Results: A total of 24 studies (4,330 participants) were included. The majority (87.5%) enrolled dialysis patients while 12.5% enrolled stage 3 to 5 CKD-ND patients. For patients treated with sevelamer vs. CBBs there were significant reductions in all-cause mortality (risk ratio [RR] 0.54, 95% confidence interval [CI] 0.32 to 0.93), serum cholesterol (mean difference [MD] -20.22 mg/dL, 95% CI -25.95 to -14.50), LDL-C (MD -21.64, 95% CI -27.88 to -15.41), hypercalcemia (RR 0.30, 95% CI 0.19 to 0.48), calcium (MD -0.43 mg/dL, 95% CI -0.64 to -0.22) and bicarbonate (MD -1.51 mEq/l, 95% CI -2.34 to -0.69). No significant between group differences were observed for CV mortality, serum phosphorus, ALP, PTH, the Ca × P product, HDL-C, 1,25-dihydroxyvitamin D, or the incidence of nausea/vomiting, constipation, diarrhea, or abdominal bloating. The incidence of combined gastrointestinal adverse events was higher with sevelamer vs. CBBs (RR 1.42, 95% CI 0.97 to 2.08). There were insufficient data for a formal meta-analysis of CV events, hospitalization, VC, bone outcomes, or QOL. A subgroup analysis of patients with CKD-5D revealed similar results to the primary analysis, except for all-cause mortality, which showed a non statistically significant 46% overall reduction (RR 0.54; 95% CI 0.29 to 1.01).Additional subgroup analyses were performed to investigate potential sources of heterogeneity between studies included in the analysis of all-cause mortality. In the analysis that included only studies where all-cause mortality was a pre-defined outcome, the risk of all-cause mortality for sevelamer vs. CBBs was no longer statistically significant (RR 0.53, 95% CI 0.26 to 1.09). The results for all-cause mortality were also sensitive to study duration, number of study participants, dialysis duration, and the presence of VC.

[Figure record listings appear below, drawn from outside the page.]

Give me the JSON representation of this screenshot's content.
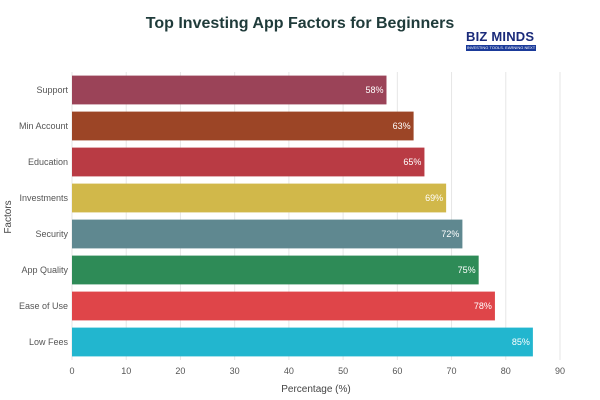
{
  "logo": {
    "text": "BIZ MINDS",
    "tagline": "INVESTING TOOLS. EARNING NEXT"
  },
  "chart_data": {
    "type": "bar",
    "orientation": "horizontal",
    "title": "Top Investing App Factors for Beginners",
    "xlabel": "Percentage (%)",
    "ylabel": "Factors",
    "xlim": [
      0,
      90
    ],
    "x_ticks": [
      "0",
      "10",
      "20",
      "30",
      "40",
      "50",
      "60",
      "70",
      "80",
      "90"
    ],
    "grid": true,
    "legend": "none",
    "categories": [
      "Support",
      "Min Account",
      "Education",
      "Investments",
      "Security",
      "App Quality",
      "Ease of Use",
      "Low Fees"
    ],
    "values": [
      58,
      63,
      65,
      69,
      72,
      75,
      78,
      85
    ],
    "value_labels": [
      "58%",
      "63%",
      "65%",
      "69%",
      "72%",
      "75%",
      "78%",
      "85%"
    ],
    "colors": [
      "#9b4358",
      "#9c4526",
      "#b93b44",
      "#d1b84a",
      "#5f8890",
      "#2e8b57",
      "#df4549",
      "#22b6cf"
    ]
  }
}
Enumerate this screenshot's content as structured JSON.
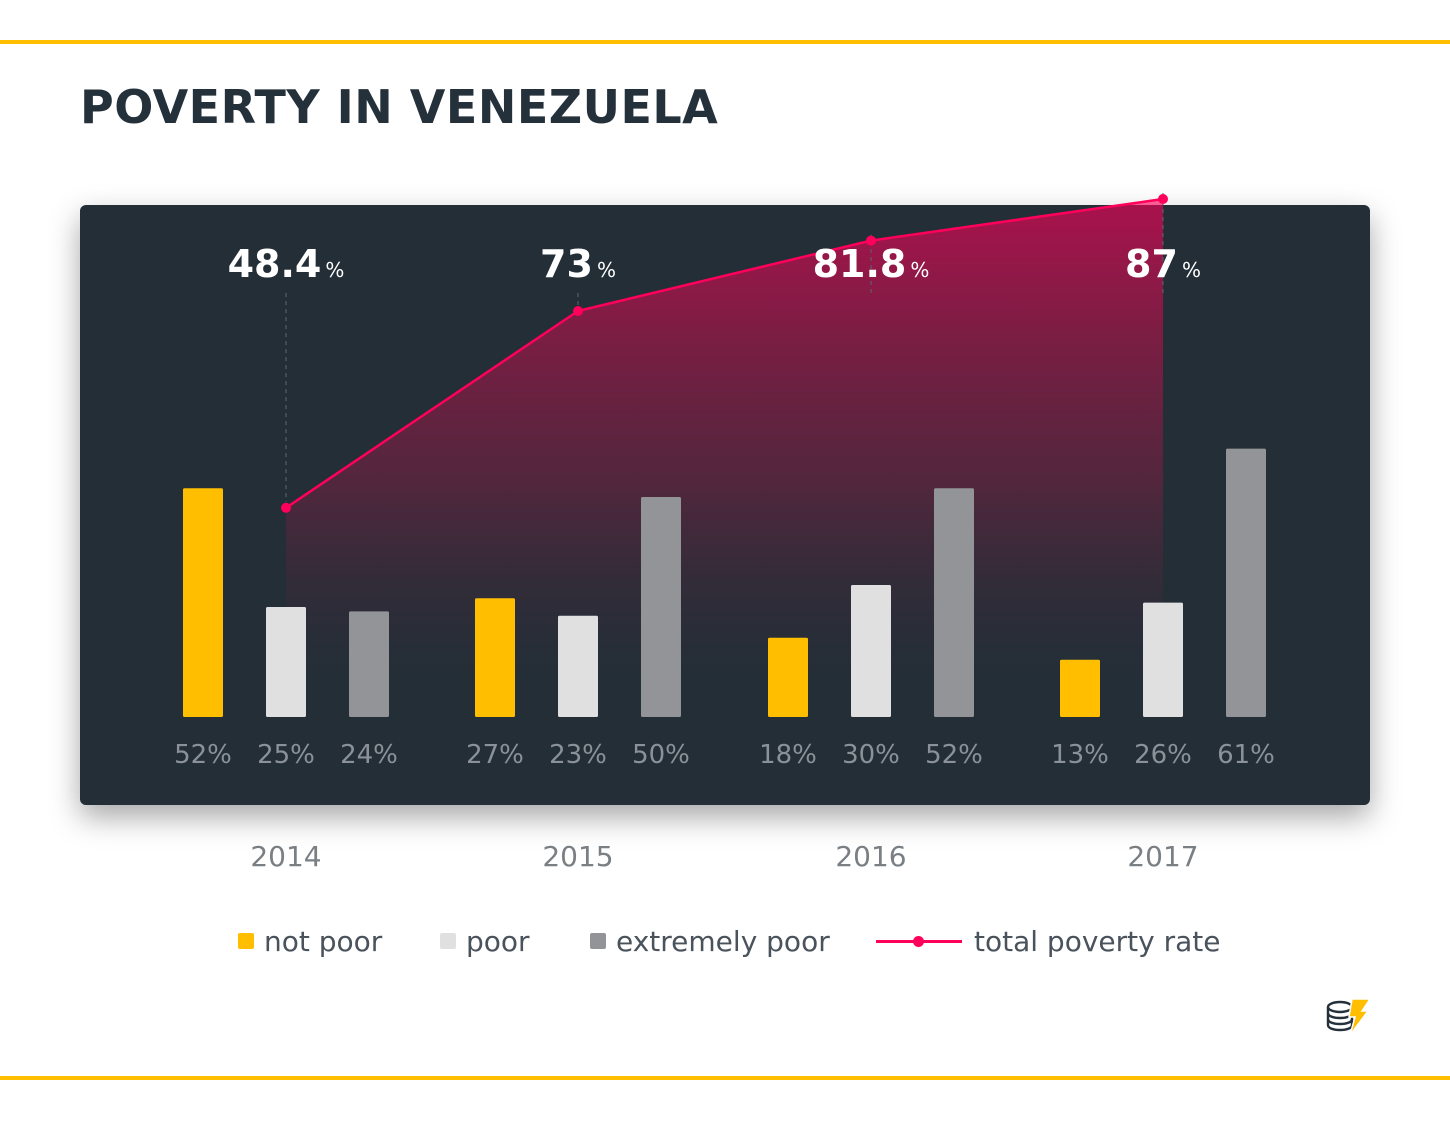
{
  "title": "POVERTY IN VENEZUELA",
  "colors": {
    "not_poor": "#FFBE00",
    "poor": "#E0E0E1",
    "extremely_poor": "#939497",
    "total_line": "#FF005A",
    "panel": "#232E37",
    "value_label": "#8A9198",
    "year_label": "#7A7F84"
  },
  "chart_data": {
    "type": "bar",
    "title": "POVERTY IN VENEZUELA",
    "categories": [
      "2014",
      "2015",
      "2016",
      "2017"
    ],
    "series": [
      {
        "name": "not poor",
        "values": [
          52,
          27,
          18,
          13
        ],
        "labels": [
          "52%",
          "27%",
          "18%",
          "13%"
        ]
      },
      {
        "name": "poor",
        "values": [
          25,
          23,
          30,
          26
        ],
        "labels": [
          "25%",
          "23%",
          "30%",
          "26%"
        ]
      },
      {
        "name": "extremely poor",
        "values": [
          24,
          50,
          52,
          61
        ],
        "labels": [
          "24%",
          "50%",
          "52%",
          "61%"
        ]
      }
    ],
    "line_series": {
      "name": "total poverty rate",
      "type": "area-line",
      "values": [
        48.4,
        73,
        81.8,
        87
      ],
      "labels": [
        "48.4",
        "73",
        "81.8",
        "87"
      ],
      "unit": "%"
    },
    "ylim": [
      0,
      100
    ],
    "grid": false,
    "legend_position": "bottom"
  },
  "legend": [
    {
      "key": "not_poor",
      "label": "not poor"
    },
    {
      "key": "poor",
      "label": "poor"
    },
    {
      "key": "extremely_poor",
      "label": "extremely poor"
    },
    {
      "key": "total_line",
      "label": "total poverty rate"
    }
  ],
  "logo_icon": "coin-stack-lightning-icon"
}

Conclusions: For patients with CKD stages 3-5D, sevelamer vs. CBBs was associated with a 46% reduction in all-cause mortality that reached statistical significance. Sevelamer vs. CBBs was also associated with significant reductions in serum calcium, the risk of hypercalcemia, total and LDL-cholesterol and bicarbonate. A subgroup analysis that included only patients with CKD-5D showed a 46% overall reduction in mortality that did not reach statistical significance. Insufficient data were available to establish the comparative efficacy of sevelamer vs. CBBs for CV mortality, CV events, hospitalization, VC, bone outcomes, 1,25-dihydroxyvitamin D, or QOL.